The thyroid hormones (THs, thyroxine (T4) and triiodothyronine (T3)) have important effects on development, growth, and metabolism (1, 2). Some of the most prominent effects of TH occur during fetal development and early childhood. In humans, the early developmental role of TH is illustrated by the distinctive clinical features of cretinism observed in iodine-deficient areas. In childhood, lack of TH can cause delayed growth. However, in this latter case, many of the effects of TH may be metabolic rather than developmental, as growth is restored rapidly after the institution of TH treatment. In adults, the primary effects of THs are manifested by alterations in metabolism. These effects include changes in oxygen consumption, protein, carbohydrate, lipid, and vitamin metabolism. The clinical features of hypothyroidism and hyperthyroidism emphasize the pleiotropic effects of these hormones on many different pathways and target organs.
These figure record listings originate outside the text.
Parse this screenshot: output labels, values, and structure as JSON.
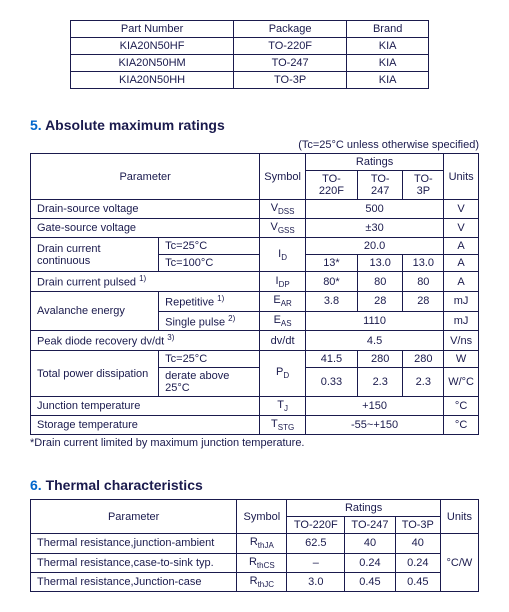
{
  "parts_table": {
    "headers": [
      "Part Number",
      "Package",
      "Brand"
    ],
    "rows": [
      [
        "KIA20N50HF",
        "TO-220F",
        "KIA"
      ],
      [
        "KIA20N50HM",
        "TO-247",
        "KIA"
      ],
      [
        "KIA20N50HH",
        "TO-3P",
        "KIA"
      ]
    ]
  },
  "section5": {
    "num": "5.",
    "title": "Absolute maximum ratings",
    "condition": "(Tc=25°C unless otherwise specified)",
    "headers": {
      "param": "Parameter",
      "symbol": "Symbol",
      "ratings": "Ratings",
      "units": "Units",
      "sub": [
        "TO-220F",
        "TO-247",
        "TO-3P"
      ]
    },
    "rows": {
      "r1": {
        "p": "Drain-source voltage",
        "s": "V",
        "ssub": "DSS",
        "v": "500",
        "u": "V"
      },
      "r2": {
        "p": "Gate-source voltage",
        "s": "V",
        "ssub": "GSS",
        "v": "±30",
        "u": "V"
      },
      "r3": {
        "p": "Drain current continuous",
        "c1": "Tc=25°C",
        "c2": "Tc=100°C",
        "s": "I",
        "ssub": "D",
        "v1": "20.0",
        "v2a": "13*",
        "v2b": "13.0",
        "v2c": "13.0",
        "u": "A"
      },
      "r4": {
        "p": "Drain current pulsed ",
        "sup": "1)",
        "s": "I",
        "ssub": "DP",
        "va": "80*",
        "vb": "80",
        "vc": "80",
        "u": "A"
      },
      "r5": {
        "p": "Avalanche energy",
        "c1": "Repetitive ",
        "c1sup": "1)",
        "c2": "Single pulse ",
        "c2sup": "2)",
        "s1": "E",
        "s1sub": "AR",
        "s2": "E",
        "s2sub": "AS",
        "v1a": "3.8",
        "v1b": "28",
        "v1c": "28",
        "v2": "1110",
        "u": "mJ"
      },
      "r6": {
        "p": "Peak diode recovery dv/dt ",
        "sup": "3)",
        "s": "dv/dt",
        "v": "4.5",
        "u": "V/ns"
      },
      "r7": {
        "p": "Total power dissipation",
        "c1": "Tc=25°C",
        "c2": "derate above 25°C",
        "s": "P",
        "ssub": "D",
        "v1a": "41.5",
        "v1b": "280",
        "v1c": "280",
        "v2a": "0.33",
        "v2b": "2.3",
        "v2c": "2.3",
        "u1": "W",
        "u2": "W/°C"
      },
      "r8": {
        "p": "Junction temperature",
        "s": "T",
        "ssub": "J",
        "v": "+150",
        "u": "°C"
      },
      "r9": {
        "p": "Storage temperature",
        "s": "T",
        "ssub": "STG",
        "v": "-55~+150",
        "u": "°C"
      }
    },
    "footnote": "*Drain current limited by maximum junction temperature."
  },
  "section6": {
    "num": "6.",
    "title": "Thermal characteristics",
    "headers": {
      "param": "Parameter",
      "symbol": "Symbol",
      "ratings": "Ratings",
      "units": "Units",
      "sub": [
        "TO-220F",
        "TO-247",
        "TO-3P"
      ]
    },
    "rows": {
      "r1": {
        "p": "Thermal resistance,junction-ambient",
        "s": "R",
        "ssub": "thJA",
        "va": "62.5",
        "vb": "40",
        "vc": "40"
      },
      "r2": {
        "p": "Thermal resistance,case-to-sink typ.",
        "s": "R",
        "ssub": "thCS",
        "va": "–",
        "vb": "0.24",
        "vc": "0.24"
      },
      "r3": {
        "p": "Thermal resistance,Junction-case",
        "s": "R",
        "ssub": "thJC",
        "va": "3.0",
        "vb": "0.45",
        "vc": "0.45"
      },
      "u": "°C/W"
    }
  }
}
At the clinical level, identification of quantitative markers of TH action has been difficult (3). At the extreme ends of the clinical spectrum, which extends from hypothyroidism to hyperthyroidism, the diagnosis of a thyroid abnormality is usually apparent. Clinical suspicion of a thyroid abnormality can be confirmed using laboratory tests for THs and thyroid stimulating hormone (TSH). However, more subtle forms of thyroid dysfunction, such as subclinical hypothyroidism or hyperthyroidism, pose a greater challenge. Although the level of circulating TSH provides a sensitive and quantitative indicator of TH action at the level of the hypothalamic-pituitary axis, there are few reliable peripheral markers of TH action (3,4). The effect of TH on basal metabolism has been re-evaluated using measurements of resting energy expenditure (REE). In hypothyroid patients taking varying levels of TH replacement, there is a strong inverse correlation between REE and the TSH level (5). Nevertheless, TSH remains the most sensitive and useful indicator of TH action. As discussed below, tissue-selective metabolism of THs, and variable tissue sensitivity to their effects, underscores the need to develop additional markers of TH activity in peripheral tissues.
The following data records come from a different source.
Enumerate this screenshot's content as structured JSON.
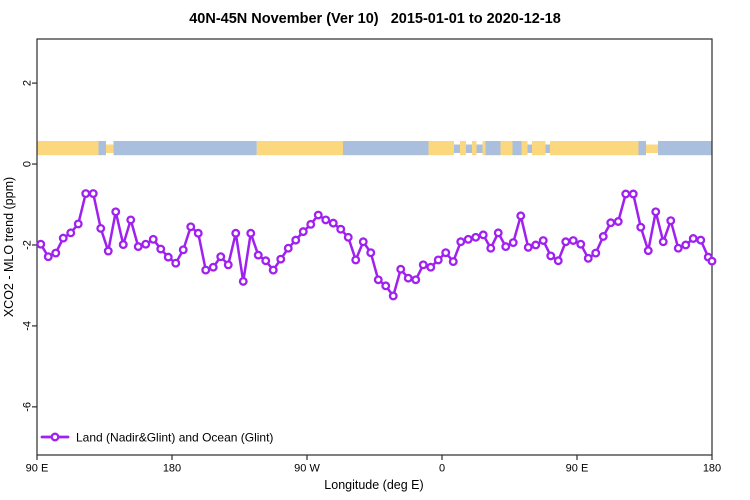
{
  "chart_data": {
    "type": "line",
    "title": "40N-45N November (Ver 10)   2015-01-01 to 2020-12-18",
    "xlabel": "Longitude (deg E)",
    "ylabel": "XCO2 - MLO trend (ppm)",
    "xlim": [
      90,
      540
    ],
    "ylim": [
      -7.19,
      3.09
    ],
    "grid": false,
    "x_ticks": [
      {
        "value": 90,
        "label": "90 E"
      },
      {
        "value": 180,
        "label": "180"
      },
      {
        "value": 270,
        "label": "90 W"
      },
      {
        "value": 360,
        "label": "0"
      },
      {
        "value": 450,
        "label": "90 E"
      },
      {
        "value": 540,
        "label": "180"
      }
    ],
    "y_ticks": [
      {
        "value": 2,
        "label": "2"
      },
      {
        "value": 0,
        "label": "0"
      },
      {
        "value": -2,
        "label": "-2"
      },
      {
        "value": -4,
        "label": "-4"
      },
      {
        "value": -6,
        "label": "-6"
      }
    ],
    "legend": {
      "position": "bottom-left"
    },
    "series": [
      {
        "name": "Land (Nadir&Glint) and Ocean (Glint)",
        "color": "#A020F0",
        "marker": "open-circle",
        "x": [
          92.5,
          97.5,
          102.5,
          107.5,
          112.5,
          117.5,
          122.5,
          127.5,
          132.5,
          137.5,
          142.5,
          147.5,
          152.5,
          157.5,
          162.5,
          167.5,
          172.5,
          177.5,
          182.5,
          187.5,
          192.5,
          197.5,
          202.5,
          207.5,
          212.5,
          217.5,
          222.5,
          227.5,
          232.5,
          237.5,
          242.5,
          247.5,
          252.5,
          257.5,
          262.5,
          267.5,
          272.5,
          277.5,
          282.5,
          287.5,
          292.5,
          297.5,
          302.5,
          307.5,
          312.5,
          317.5,
          322.5,
          327.5,
          332.5,
          337.5,
          342.5,
          347.5,
          352.5,
          357.5,
          362.5,
          367.5,
          372.5,
          377.5,
          382.5,
          387.5,
          392.5,
          397.5,
          402.5,
          407.5,
          412.5,
          417.5,
          422.5,
          427.5,
          432.5,
          437.5,
          442.5,
          447.5,
          452.5,
          457.5,
          462.5,
          467.5,
          472.5,
          477.5,
          482.5,
          487.5,
          492.5,
          497.5,
          502.5,
          507.5,
          512.5,
          517.5,
          522.5,
          527.5,
          532.5,
          537.5,
          540
        ],
        "values": [
          -1.98,
          -2.29,
          -2.2,
          -1.83,
          -1.7,
          -1.48,
          -0.73,
          -0.73,
          -1.59,
          -2.15,
          -1.18,
          -1.99,
          -1.38,
          -2.04,
          -1.98,
          -1.86,
          -2.1,
          -2.3,
          -2.45,
          -2.12,
          -1.55,
          -1.71,
          -2.62,
          -2.55,
          -2.29,
          -2.49,
          -1.71,
          -2.9,
          -1.71,
          -2.25,
          -2.39,
          -2.62,
          -2.35,
          -2.08,
          -1.88,
          -1.67,
          -1.49,
          -1.26,
          -1.38,
          -1.46,
          -1.61,
          -1.81,
          -2.37,
          -1.92,
          -2.19,
          -2.86,
          -3.01,
          -3.26,
          -2.6,
          -2.82,
          -2.86,
          -2.49,
          -2.55,
          -2.37,
          -2.19,
          -2.41,
          -1.92,
          -1.86,
          -1.81,
          -1.75,
          -2.08,
          -1.7,
          -2.04,
          -1.94,
          -1.28,
          -2.06,
          -2.0,
          -1.89,
          -2.27,
          -2.39,
          -1.92,
          -1.89,
          -1.98,
          -2.33,
          -2.2,
          -1.79,
          -1.45,
          -1.42,
          -0.74,
          -0.74,
          -1.56,
          -2.14,
          -1.18,
          -1.92,
          -1.4,
          -2.08,
          -2.0,
          -1.84,
          -1.88,
          -2.3,
          -2.4
        ]
      }
    ],
    "land_ocean_band": {
      "description": "horizontal map strip showing land (yellow) vs ocean (blue) along 40N-45N",
      "y_range": [
        0.22,
        0.57
      ],
      "land_color": "#FBD77E",
      "ocean_color": "#A9BFDD",
      "segments": [
        {
          "from": 90,
          "to": 131,
          "surface": "land"
        },
        {
          "from": 131,
          "to": 136,
          "surface": "ocean"
        },
        {
          "from": 136,
          "to": 141,
          "surface": "land",
          "partial": true
        },
        {
          "from": 141,
          "to": 236.5,
          "surface": "ocean"
        },
        {
          "from": 236.5,
          "to": 294,
          "surface": "land"
        },
        {
          "from": 294,
          "to": 351,
          "surface": "ocean"
        },
        {
          "from": 351,
          "to": 368,
          "surface": "land"
        },
        {
          "from": 368,
          "to": 372,
          "surface": "ocean",
          "partial": true
        },
        {
          "from": 372,
          "to": 376,
          "surface": "land"
        },
        {
          "from": 376,
          "to": 380,
          "surface": "ocean",
          "partial": true
        },
        {
          "from": 380,
          "to": 383,
          "surface": "land"
        },
        {
          "from": 383,
          "to": 387,
          "surface": "ocean",
          "partial": true
        },
        {
          "from": 387,
          "to": 389,
          "surface": "land"
        },
        {
          "from": 389,
          "to": 399,
          "surface": "ocean"
        },
        {
          "from": 399,
          "to": 407,
          "surface": "land"
        },
        {
          "from": 407,
          "to": 413,
          "surface": "ocean"
        },
        {
          "from": 413,
          "to": 417,
          "surface": "land"
        },
        {
          "from": 417,
          "to": 420,
          "surface": "ocean",
          "partial": true
        },
        {
          "from": 420,
          "to": 429,
          "surface": "land"
        },
        {
          "from": 429,
          "to": 432,
          "surface": "ocean",
          "partial": true
        },
        {
          "from": 432,
          "to": 491,
          "surface": "land"
        },
        {
          "from": 491,
          "to": 496,
          "surface": "ocean"
        },
        {
          "from": 496,
          "to": 504,
          "surface": "land",
          "partial": true
        },
        {
          "from": 504,
          "to": 540,
          "surface": "ocean"
        }
      ]
    }
  }
}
Since the initial description of TH effects on metabolic rate more than 100 years ago (6), many theories have been proposed to explain its mechanism of hormone action. The proposed models include: uncoupling oxidative phosphorylation, stimulation of energy expenditure by the activation of Na+-K+ ATPase activity, and direct modulation of TH transporters and enzymes in the plasma membrane and mitochondria (7). Recently, there has been increasing evidence for non-genomic actions (see later under non-genomic actions of TH) (7); however, the major effects of TH occur via nuclear receptors that mediate changes in gene expression.
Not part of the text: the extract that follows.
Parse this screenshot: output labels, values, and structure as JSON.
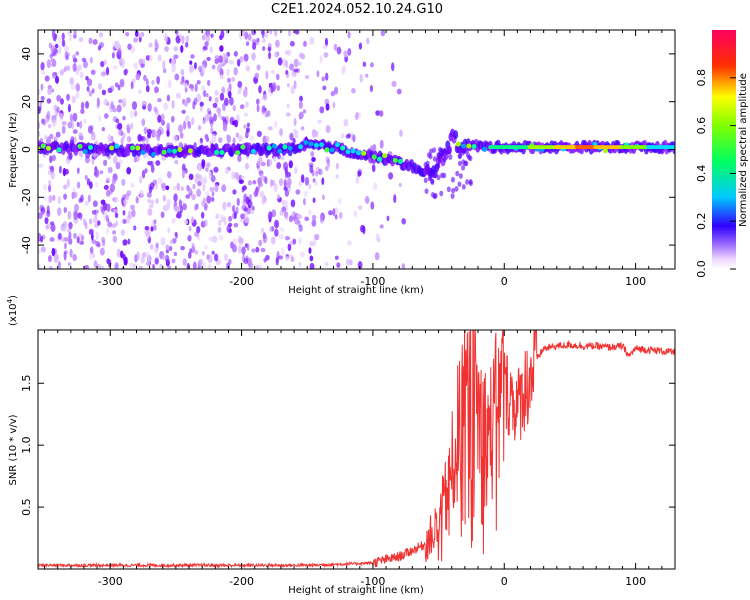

In 1966, Tata proposed that TH increased gene expression with attendant increases in protein synthesis and enzyme activity (8). In 1972, high affinity nuclear binding sites for TH were documented (Kd approximately 10-10 M for T3) (9,10). The receptor-binding affinity of various THs and analogues correlated with their biologic potencies, consistent with the view that most biologic effects are mediated via the nuclear receptor (11– 13). Over the past 20 years, there has been a dramatic surge of new information on TH action resulting from the cloning of the TH receptors (14 – 15), the identification of regulatory DNA elements in TH responsive genes (2, 16), and the generation of TR isoform knockout mice (17, 18). In this chapter, we will focus on our current understanding of nuclear TH receptor action.